Exit Strategy
The final component of a good business plan is the exit strategy. It specifies the triggers and mechanisms for exiting the business by harvesting the value that has been created. The trigger points are influenced by various conditions including a significant shift in competition, a massive change in product specifications that cannot be met and technological obsolescence. This requires management to be watching the impact of these changes on the company’s market value constantly, making sure that whenever it is infeasible for the company to respond to its environmental changes competitively, it has mechanisms in place that allow it to harvest its value before its competitors become aware of its condition.
Take the case of Ocean Spray Cranberries, one of the most successful stories in brand marketing for agricultural commodities. The company was founded in the 1930s to control the marketing of cranberries and cranberry products through innovative product development and close cooperation with growers. Indeed, growers own shares in the company with a nominal face value of $25, a value that has not changed for decades. In 1999, it was estimated that the par value of Ocean Spray stock should be $270 after debt which led to some growers seeking to harvest the value given the changing environmental conditions – increasing production, slower sales, declining cranberry prices, consolidation in the industry, increasing competition, etc. However, because there was no exit strategy, the company had no mechanisms for addressing this desire of some investors, and the company descended into internal squabbles and lawsuits which have further distracted it from pursuing the critical opportunities in its marketplace. An analyst had argued in 1999 that for every $5 drop in cranberry prices, the valuation changed by about $37 per share. At the time of this estimate, cranberry prices were at about $65 per barrel and they have since sunk to $17. Furthermore, the potential buyers are currently undergoing their own difficulties in a challenging marketplace, making the probability of an exit not only difficult but unexciting since the potential proceeds are expected to be only a fraction of what they could have been if the timing had been right.

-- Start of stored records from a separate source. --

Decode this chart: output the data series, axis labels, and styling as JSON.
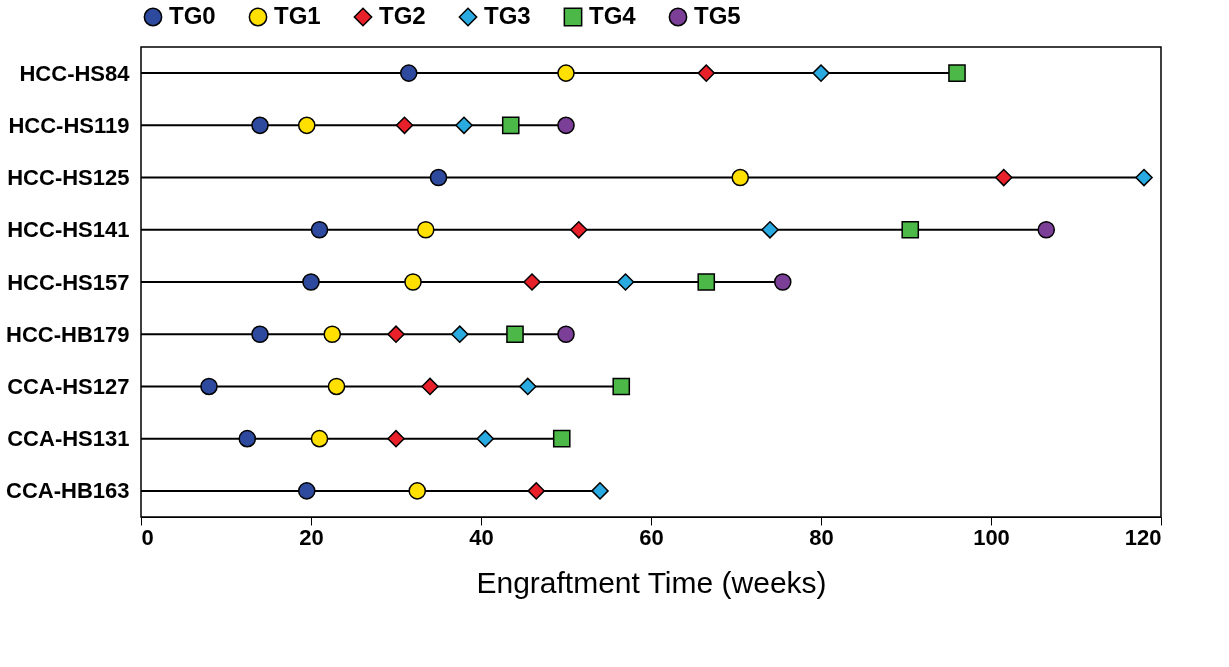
{
  "chart_data": {
    "type": "scatter",
    "orientation": "horizontal",
    "xlabel": "Engraftment Time (weeks)",
    "categories": [
      "HCC-HS84",
      "HCC-HS119",
      "HCC-HS125",
      "HCC-HS141",
      "HCC-HS157",
      "HCC-HB179",
      "CCA-HS127",
      "CCA-HS131",
      "CCA-HB163"
    ],
    "xlim": [
      0,
      120
    ],
    "xticks": [
      0,
      20,
      40,
      60,
      80,
      100,
      120
    ],
    "grid": false,
    "legend": "top",
    "series": [
      {
        "name": "TG0",
        "color": "#2e4a9e",
        "marker": "circle",
        "values": [
          31.5,
          14,
          35,
          21,
          20,
          14,
          8,
          12.5,
          19.5
        ]
      },
      {
        "name": "TG1",
        "color": "#ffe000",
        "marker": "circle",
        "values": [
          50,
          19.5,
          70.5,
          33.5,
          32,
          22.5,
          23,
          21,
          32.5
        ]
      },
      {
        "name": "TG2",
        "color": "#e8202a",
        "marker": "diamond",
        "values": [
          66.5,
          31,
          101.5,
          51.5,
          46,
          30,
          34,
          30,
          46.5
        ]
      },
      {
        "name": "TG3",
        "color": "#29abe2",
        "marker": "diamond",
        "values": [
          80,
          38,
          118,
          74,
          57,
          37.5,
          45.5,
          40.5,
          54
        ]
      },
      {
        "name": "TG4",
        "color": "#4cb848",
        "marker": "square",
        "values": [
          96,
          43.5,
          null,
          90.5,
          66.5,
          44,
          56.5,
          49.5,
          null
        ]
      },
      {
        "name": "TG5",
        "color": "#7b3f98",
        "marker": "circle",
        "values": [
          null,
          50,
          null,
          106.5,
          75.5,
          50,
          null,
          null,
          null
        ]
      }
    ]
  }
}
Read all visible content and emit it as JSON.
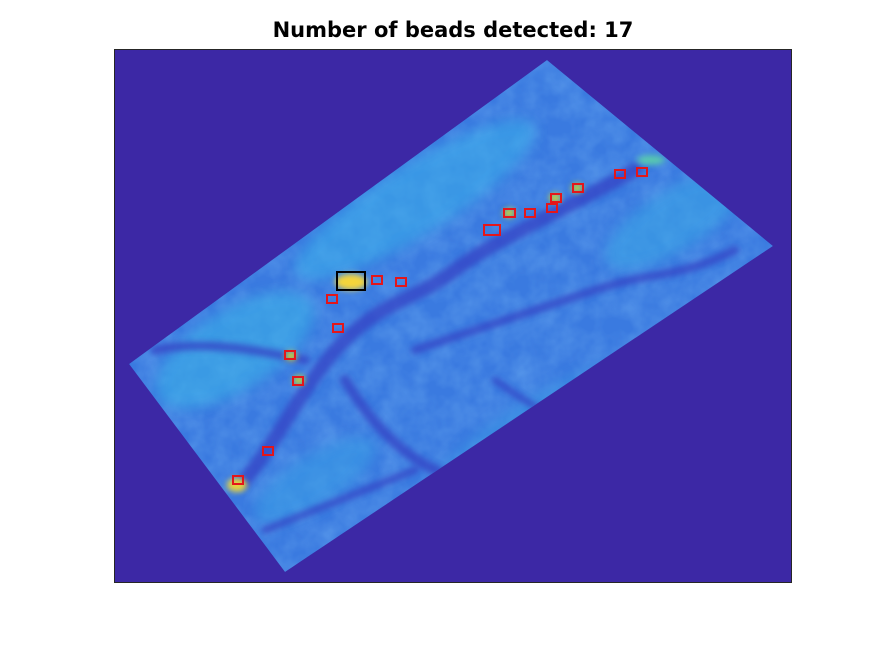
{
  "figure": {
    "title": "Number of beads detected: 17"
  },
  "image": {
    "description_colors": {
      "background": "#3c28a5",
      "tissue_base": "#3a7fe0",
      "tissue_light": "#3aa8e8",
      "tissue_dark": "#3546c8",
      "bead_bright": "#f5d53a"
    }
  },
  "detections": {
    "count": 17,
    "box_color": "#e4161a",
    "highlight_box_color": "#000000"
  }
}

Developing an exit strategy is driven by the assumption that investors in the business are just that – investors. Any emotion about the business is driven solely by its ability to increase the return on investments. It is also assumed that regardless of other non-pecuniary objectives supporting the investments, investors recognize that harvesting value at its peak allows them to achieve those non-pecuniary objectives. Thus, there is no economic or social justification to hold unto an asset that is losing value. Consequently, the planned exit strategy business focuses on defining the conditions that will trigger an exit so that investors, especially founding investors, are able to achieve the maximum rewards for their patience. The exit may be a sale to a competitor or a new entrant into the industry, or it could be transforming the business structure by taking it public through an initial public offering (IPO). The objective of the exit strategy is maximizing investors’ wealth and the adopted strategy must focus on achieving this objective.